Unlocking Advanced Genome Assembly—With Simplicity
Traditional telomere-to-telomere genome assembly often requires ultra-long reads or intricate, multi-step protocols. These methods, while powerful, can be expensive and logistically complex, making them inaccessible to many researchers. Hifiasm-ONT offers a practical alternative: by eliminating the need for ultra-long reads and working with commonly available tools and protocols, it opens the door for a broader user base across both research and clinical environments.
“This is a significant moment in the accessibility of near-T2T genome assemblies,” said Gordon Sanghera, CEO of Oxford Nanopore Technologies. “Researchers can now achieve high-quality assemblies using routine Oxford Nanopore workflows, without the need for ultra-long sequencing. In genomics, what you’re missing matters, and this advancement opens the door to information-rich insights across a wider range of applications.”
Performance and Benefits
In testing, hifiasm-ONT outperformed traditional high-accuracy sequencing approaches in several key areas:
- Greater contiguity: The algorithm delivers assemblies with long, uninterrupted sequences that closely approach true telomere-to-telomere spans.
- Lower cost and complexity: By using standard sequencing kits and sample prep methods, users avoid the added expense and labor of specialized protocols.
- Partially phased diploid resolution: Hifiasm-ONT produces assemblies that distinguish between maternal and paternal sequences within contigs, although some haplotype switching still occurs.
- Scalable and accessible: Lower data input and computational demands make this tool suitable for a variety of research settings, including resource-limited labs.
For researchers seeking fully haplotype-resolved assemblies, the algorithm is compatible with the integration of Pore-C or Trio data, which can completely resolve maternal and paternal haplotypes, eliminating phasing ambiguities.
A Leap Forward for Clinical and Biodiversity Genomics
This innovation is particularly relevant for fields like clinical genomics, rare disease research, evolutionary biology, and biodiversity genomics, where understanding complete, accurate genomic structure is critical. The ability to generate near-complete diploid assemblies quickly and cost-effectively makes it easier to study complex genomic regions, including those with high structural variability or previously unresolved sequences.
Hifiasm-ONT also leverages the full potential of Oxford Nanopore’s any-read-length sequencing capabilities.

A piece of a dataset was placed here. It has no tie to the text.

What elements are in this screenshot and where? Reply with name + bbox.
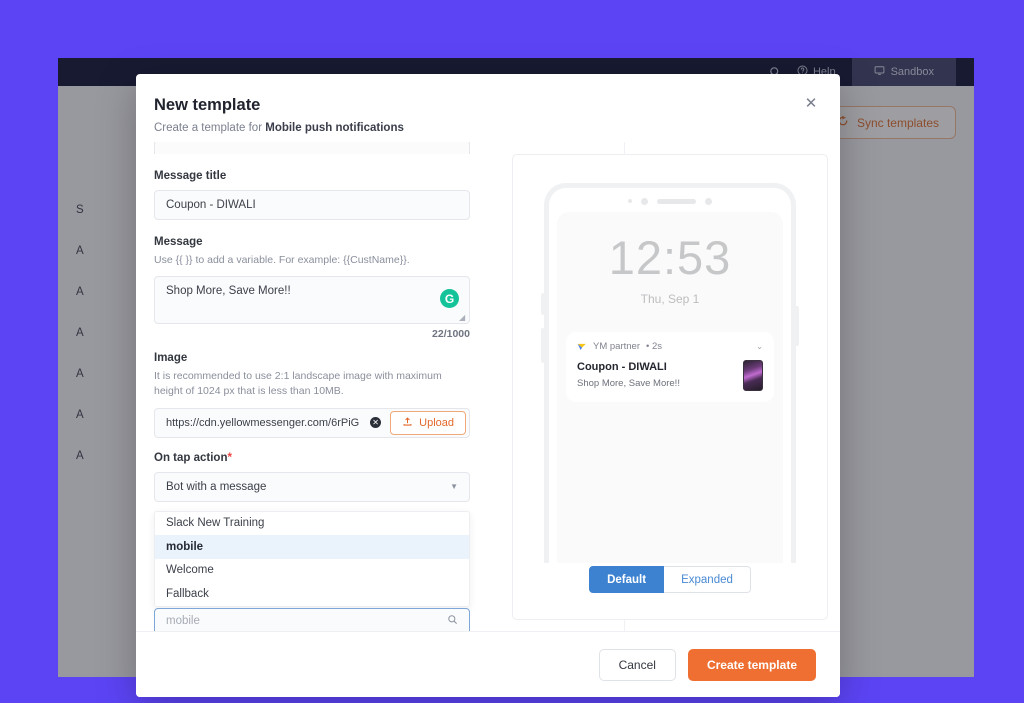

Unlike other platforms that may limit utility based on read length constraints, Oxford Nanopore’s technology can sequence a wide range of fragment sizes, with Simplex reads offering an optimal blend of read length and accuracy for long-range assembly tasks.

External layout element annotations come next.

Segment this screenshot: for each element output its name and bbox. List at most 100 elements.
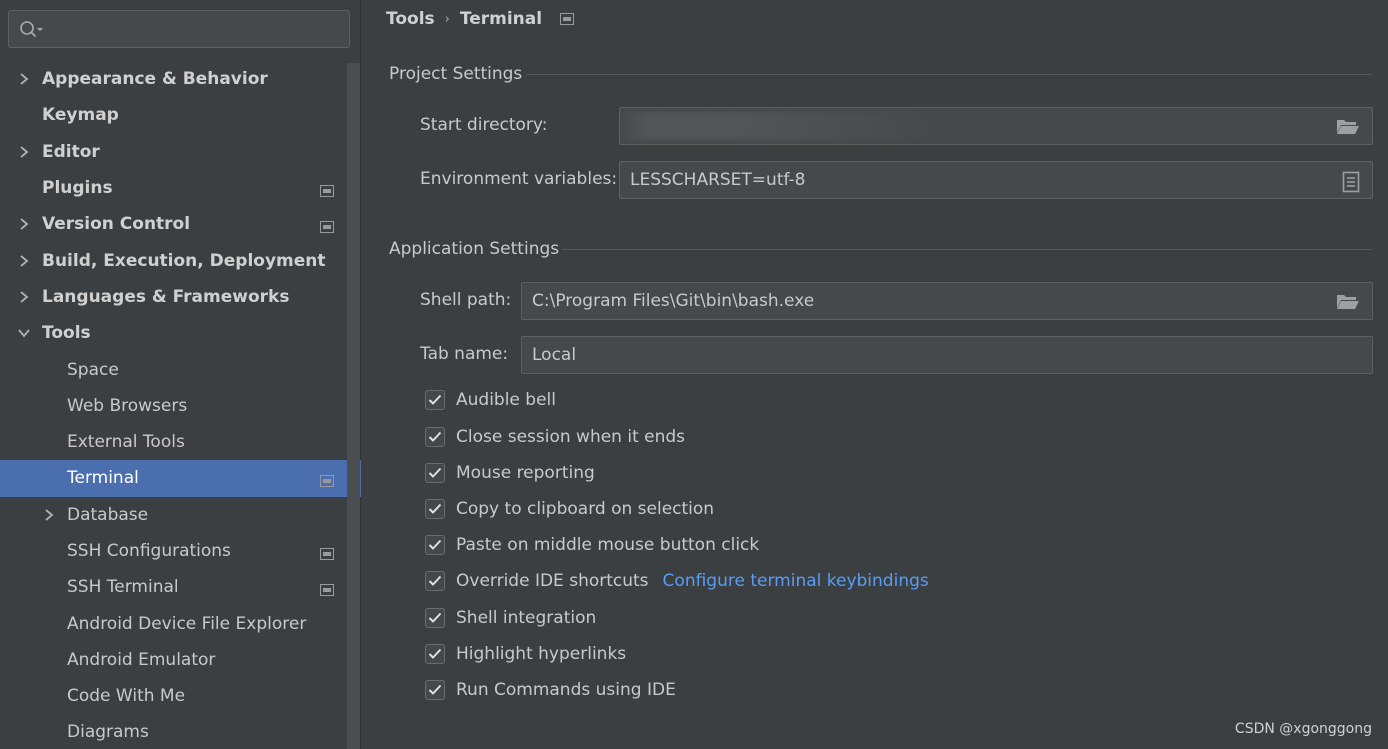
search-input[interactable] xyxy=(8,10,350,48)
sidebar-item-label: Diagrams xyxy=(67,722,149,743)
checkbox-label[interactable]: Override IDE shortcuts xyxy=(456,571,649,591)
chevron-right-icon[interactable] xyxy=(17,72,31,86)
chevron-right-icon[interactable] xyxy=(17,217,31,231)
sidebar-item-tools[interactable]: Tools xyxy=(0,315,347,351)
project-settings-title: Project Settings xyxy=(389,64,523,84)
sidebar-item-external-tools[interactable]: External Tools xyxy=(0,424,347,460)
tab-name-label: Tab name: xyxy=(420,344,509,364)
configure-keybindings-link[interactable]: Configure terminal keybindings xyxy=(663,571,929,591)
watermark: CSDN @xgonggong xyxy=(1234,721,1372,737)
sidebar-item-appearance-behavior[interactable]: Appearance & Behavior xyxy=(0,61,347,97)
checkbox[interactable] xyxy=(425,680,445,700)
start-directory-field[interactable] xyxy=(619,107,1373,145)
sidebar-item-label: Database xyxy=(67,504,149,525)
sidebar-item-android-emulator[interactable]: Android Emulator xyxy=(0,642,347,678)
redacted-path xyxy=(620,112,940,140)
search-icon xyxy=(19,20,45,44)
checkbox[interactable] xyxy=(425,644,445,664)
sidebar-item-web-browsers[interactable]: Web Browsers xyxy=(0,388,347,424)
sidebar-item-version-control[interactable]: Version Control xyxy=(0,206,347,242)
folder-icon[interactable] xyxy=(1336,117,1360,140)
sidebar-item-label: Tools xyxy=(42,323,91,344)
checkbox[interactable] xyxy=(425,427,445,447)
checkbox-label[interactable]: Paste on middle mouse button click xyxy=(456,535,759,555)
checkbox-label[interactable]: Mouse reporting xyxy=(456,463,595,483)
checkbox-row: Run Commands using IDE xyxy=(425,677,676,703)
sidebar-item-label: Languages & Frameworks xyxy=(42,286,290,307)
env-vars-field[interactable]: LESSCHARSET=utf-8 xyxy=(619,161,1373,199)
tab-name-field[interactable]: Local xyxy=(521,336,1373,374)
sidebar-item-label: Keymap xyxy=(42,105,119,126)
sidebar-item-code-with-me[interactable]: Code With Me xyxy=(0,678,347,714)
sidebar-item-plugins[interactable]: Plugins xyxy=(0,170,347,206)
settings-sidebar: Appearance & Behavior Keymap Editor Plugins… xyxy=(0,0,361,749)
sidebar-item-terminal[interactable]: Terminal xyxy=(0,460,361,497)
checkbox-row: Paste on middle mouse button click xyxy=(425,532,759,558)
chevron-right-icon[interactable] xyxy=(42,508,56,522)
checkbox-label[interactable]: Copy to clipboard on selection xyxy=(456,499,714,519)
checkbox[interactable] xyxy=(425,390,445,410)
checkbox[interactable] xyxy=(425,463,445,483)
checkmark-icon xyxy=(428,612,442,623)
sidebar-item-space[interactable]: Space xyxy=(0,351,347,387)
project-scope-icon xyxy=(320,182,334,198)
checkmark-icon xyxy=(428,575,442,586)
project-scope-icon xyxy=(320,545,334,560)
sidebar-item-keymap[interactable]: Keymap xyxy=(0,97,347,133)
shell-path-field[interactable]: C:\Program Files\Git\bin\bash.exe xyxy=(521,282,1373,320)
sidebar-item-label: Android Emulator xyxy=(67,649,216,670)
sidebar-item-label: Terminal xyxy=(67,468,139,489)
sidebar-item-label: SSH Terminal xyxy=(67,577,179,598)
checkbox-label[interactable]: Shell integration xyxy=(456,608,596,628)
checkbox-row: Shell integration xyxy=(425,605,596,631)
sidebar-item-label: Editor xyxy=(42,141,100,162)
sidebar-item-database[interactable]: Database xyxy=(0,497,347,533)
breadcrumb-current: Terminal xyxy=(459,9,543,29)
sidebar-item-build-execution-deployment[interactable]: Build, Execution, Deployment xyxy=(0,242,347,278)
chevron-right-icon: › xyxy=(444,11,450,27)
project-scope-icon xyxy=(560,13,575,25)
breadcrumb-parent[interactable]: Tools xyxy=(386,9,435,29)
env-vars-label: Environment variables: xyxy=(420,169,618,189)
sidebar-item-diagrams[interactable]: Diagrams xyxy=(0,714,347,749)
settings-tree: Appearance & Behavior Keymap Editor Plugins… xyxy=(0,61,361,749)
application-settings-title: Application Settings xyxy=(389,239,560,259)
sidebar-scrollbar[interactable] xyxy=(347,63,360,749)
chevron-right-icon[interactable] xyxy=(17,290,31,304)
sidebar-item-label: External Tools xyxy=(67,432,185,453)
sidebar-item-ssh-terminal[interactable]: SSH Terminal xyxy=(0,569,347,605)
checkbox[interactable] xyxy=(425,571,445,591)
checkbox-row: Mouse reporting xyxy=(425,460,595,486)
folder-icon[interactable] xyxy=(1336,292,1360,315)
checkmark-icon xyxy=(428,684,442,695)
sidebar-item-label: Web Browsers xyxy=(67,395,188,416)
project-scope-icon xyxy=(320,472,334,488)
document-icon[interactable] xyxy=(1342,171,1360,198)
section-divider xyxy=(562,249,1372,250)
checkbox-label[interactable]: Run Commands using IDE xyxy=(456,680,676,700)
checkbox-label[interactable]: Audible bell xyxy=(456,390,556,410)
project-scope-icon xyxy=(320,218,334,234)
sidebar-item-editor[interactable]: Editor xyxy=(0,134,347,170)
sidebar-item-ssh-configurations[interactable]: SSH Configurations xyxy=(0,533,347,569)
checkmark-icon xyxy=(428,431,442,442)
sidebar-item-label: Android Device File Explorer xyxy=(67,613,307,634)
settings-panel: Tools › Terminal Project Settings Start … xyxy=(361,0,1388,749)
checkbox-row: Highlight hyperlinks xyxy=(425,641,626,667)
breadcrumb: Tools › Terminal xyxy=(386,8,575,30)
checkbox[interactable] xyxy=(425,499,445,519)
checkbox-label[interactable]: Close session when it ends xyxy=(456,427,685,447)
checkbox[interactable] xyxy=(425,535,445,555)
chevron-right-icon[interactable] xyxy=(17,145,31,159)
sidebar-item-label: Version Control xyxy=(42,214,191,235)
checkmark-icon xyxy=(428,467,442,478)
chevron-right-icon[interactable] xyxy=(17,254,31,268)
checkmark-icon xyxy=(428,539,442,550)
sidebar-item-android-device-file-explorer[interactable]: Android Device File Explorer xyxy=(0,605,347,641)
checkbox[interactable] xyxy=(425,608,445,628)
sidebar-item-languages-frameworks[interactable]: Languages & Frameworks xyxy=(0,279,347,315)
checkbox-label[interactable]: Highlight hyperlinks xyxy=(456,644,626,664)
start-directory-label: Start directory: xyxy=(420,115,548,135)
chevron-down-icon[interactable] xyxy=(17,326,31,340)
checkmark-icon xyxy=(428,648,442,659)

Presentation at London Calling 2025
Lead author and algorithm designer Haoyu Cheng will present the details of hifiasm-ONT at London Calling 2025, Oxford Nanopore’s annual genomics conference. His presentation will explore the algorithm’s design, performance benchmarks, and broader implications for the future of scalable, high-quality genome assembly.

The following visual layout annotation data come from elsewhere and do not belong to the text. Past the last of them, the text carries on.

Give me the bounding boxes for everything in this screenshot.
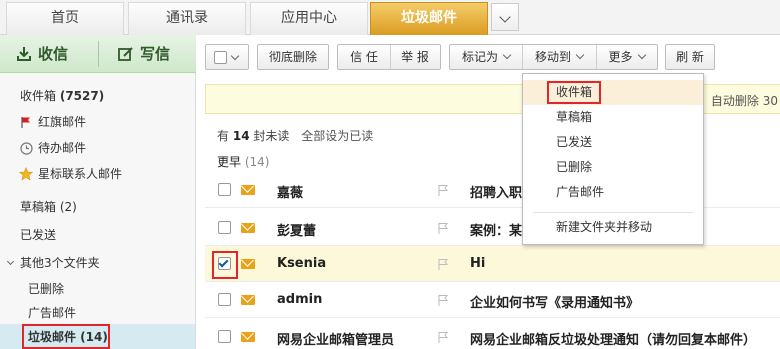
table-row[interactable]: admin 企业如何书写《录用通知书》 — [205, 282, 780, 318]
sidebar-item-drafts[interactable]: 草稿箱 (2) — [0, 194, 195, 220]
compose-label: 写信 — [140, 45, 171, 63]
flag-icon[interactable] — [437, 222, 449, 234]
sidebar: 收信 写信 收件箱 (7527) 红旗邮件 待办邮件 星标联系人邮件 草稿箱 (… — [0, 35, 196, 349]
notice-text: 自动删除 30 — [710, 94, 778, 108]
chevron-down-icon — [575, 50, 585, 60]
sidebar-item-inbox[interactable]: 收件箱 (7527) — [0, 83, 195, 109]
chevron-down-icon — [230, 51, 240, 61]
flag-icon[interactable] — [437, 331, 449, 343]
sidebar-item-starred[interactable]: 星标联系人邮件 — [0, 161, 195, 187]
receive-label: 收信 — [38, 45, 69, 63]
envelope-icon — [241, 332, 255, 342]
mail-sender: 彭夏蕾 — [277, 224, 317, 239]
table-row[interactable]: Ksenia Hi — [205, 246, 780, 282]
delete-permanently-button[interactable]: 彻底删除 — [257, 44, 329, 70]
mark-as-button[interactable]: 标记为 — [450, 45, 522, 69]
compose-row: 收信 写信 — [0, 35, 196, 73]
report-button[interactable]: 举 报 — [390, 45, 440, 69]
flag-icon[interactable] — [437, 184, 449, 196]
menu-item-drafts[interactable]: 草稿箱 — [523, 105, 703, 130]
chevron-down-icon — [6, 257, 15, 266]
tabs-more-button[interactable] — [491, 3, 519, 31]
refresh-button[interactable]: 刷 新 — [665, 44, 715, 70]
mail-sender: admin — [277, 292, 323, 307]
group-header: 更早 (14) — [217, 155, 270, 169]
mark-move-more-group: 标记为 移动到 更多 — [449, 44, 658, 70]
trust-report-group: 信 任 举 报 — [337, 44, 441, 70]
row-checkbox[interactable] — [218, 330, 231, 343]
envelope-icon — [241, 259, 255, 269]
envelope-icon — [241, 223, 255, 233]
row-checkbox[interactable] — [218, 183, 231, 196]
unread-summary: 有 14 封未读 全部设为已读 — [217, 129, 374, 143]
mail-subject: 企业如何书写《录用通知书》 — [470, 296, 640, 311]
envelope-icon — [241, 295, 255, 305]
select-all-checkbox[interactable] — [214, 51, 227, 64]
menu-item-new-folder[interactable]: 新建文件夹并移动 — [523, 215, 703, 240]
receive-icon — [17, 47, 31, 61]
tab-spam[interactable]: 垃圾邮件 — [370, 2, 488, 36]
highlight-box — [22, 324, 110, 349]
sidebar-item-other-folders[interactable]: 其他3个文件夹 — [0, 250, 195, 276]
move-to-button[interactable]: 移动到 — [522, 45, 596, 69]
chevron-down-icon — [502, 50, 512, 60]
sidebar-item-label: 广告邮件 — [28, 306, 77, 320]
row-checkbox[interactable] — [218, 293, 231, 306]
menu-item-sent[interactable]: 已发送 — [523, 130, 703, 155]
mark-all-read-link[interactable]: 全部设为已读 — [301, 129, 373, 143]
move-to-menu: 收件箱 草稿箱 已发送 已删除 广告邮件 新建文件夹并移动 — [522, 73, 704, 245]
sidebar-item-ads[interactable]: 广告邮件 — [0, 300, 195, 326]
chevron-down-icon — [637, 50, 646, 60]
clock-icon — [20, 142, 33, 155]
mail-sender: 网易企业邮箱管理员 — [277, 333, 395, 348]
row-checkbox[interactable] — [218, 221, 231, 234]
sidebar-item-deleted[interactable]: 已删除 — [0, 276, 195, 302]
select-all-dropdown[interactable] — [205, 44, 249, 70]
menu-item-ads[interactable]: 广告邮件 — [523, 180, 703, 205]
red-flag-icon — [21, 117, 30, 128]
trust-button[interactable]: 信 任 — [338, 45, 390, 69]
mail-sender: Ksenia — [277, 256, 327, 271]
top-tab-bar: 首页 通讯录 应用中心 垃圾邮件 — [0, 0, 780, 36]
highlight-box — [212, 251, 238, 279]
sidebar-item-label: 已删除 — [28, 282, 65, 296]
tab-app-center[interactable]: 应用中心 — [250, 2, 368, 35]
sidebar-item-todo[interactable]: 待办邮件 — [0, 135, 195, 161]
mail-sender: 嘉薇 — [277, 186, 304, 201]
menu-item-deleted[interactable]: 已删除 — [523, 155, 703, 180]
tab-home[interactable]: 首页 — [6, 2, 124, 35]
flag-icon[interactable] — [437, 294, 449, 306]
sidebar-item-label: 草稿箱 (2) — [20, 200, 77, 214]
mail-subject: Hi — [470, 256, 486, 271]
sidebar-item-label: 待办邮件 — [38, 141, 87, 155]
star-icon — [19, 167, 33, 181]
tab-contacts[interactable]: 通讯录 — [128, 2, 246, 35]
sidebar-item-sent[interactable]: 已发送 — [0, 222, 195, 248]
chevron-down-icon — [499, 11, 511, 23]
mail-subject: 招聘入职 — [470, 186, 523, 201]
sidebar-item-label: 已发送 — [20, 228, 57, 242]
flag-icon[interactable] — [437, 258, 449, 270]
compose-icon — [118, 47, 133, 61]
sidebar-item-label: 其他3个文件夹 — [20, 256, 100, 270]
menu-divider — [533, 212, 693, 213]
sidebar-item-flagged[interactable]: 红旗邮件 — [0, 109, 195, 135]
sidebar-item-label: 星标联系人邮件 — [38, 167, 123, 181]
sidebar-item-label: 收件箱 (7527) — [20, 89, 105, 103]
highlight-box — [547, 81, 601, 104]
mail-subject: 网易企业邮箱反垃圾处理通知（请勿回复本邮件） — [470, 333, 757, 348]
more-button[interactable]: 更多 — [596, 45, 657, 69]
sidebar-item-label: 红旗邮件 — [38, 115, 87, 129]
compose-divider — [98, 41, 99, 67]
table-row[interactable]: 网易企业邮箱管理员 网易企业邮箱反垃圾处理通知（请勿回复本邮件） — [205, 319, 780, 349]
mail-subject: 案例：某 — [470, 224, 523, 239]
envelope-icon — [241, 185, 255, 195]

About Oxford Nanopore Technologies
Oxford Nanopore Technologies is a global leader in nanopore-based sensing, enabling accessible, real-time molecular analysis. Its platforms are used in over 125 countries to explore the biology of humans, animals, plants, microbes, and entire ecosystems. The company’s goal is to democratize genomic insights—making it possible for anyone, anywhere, to analyze anything.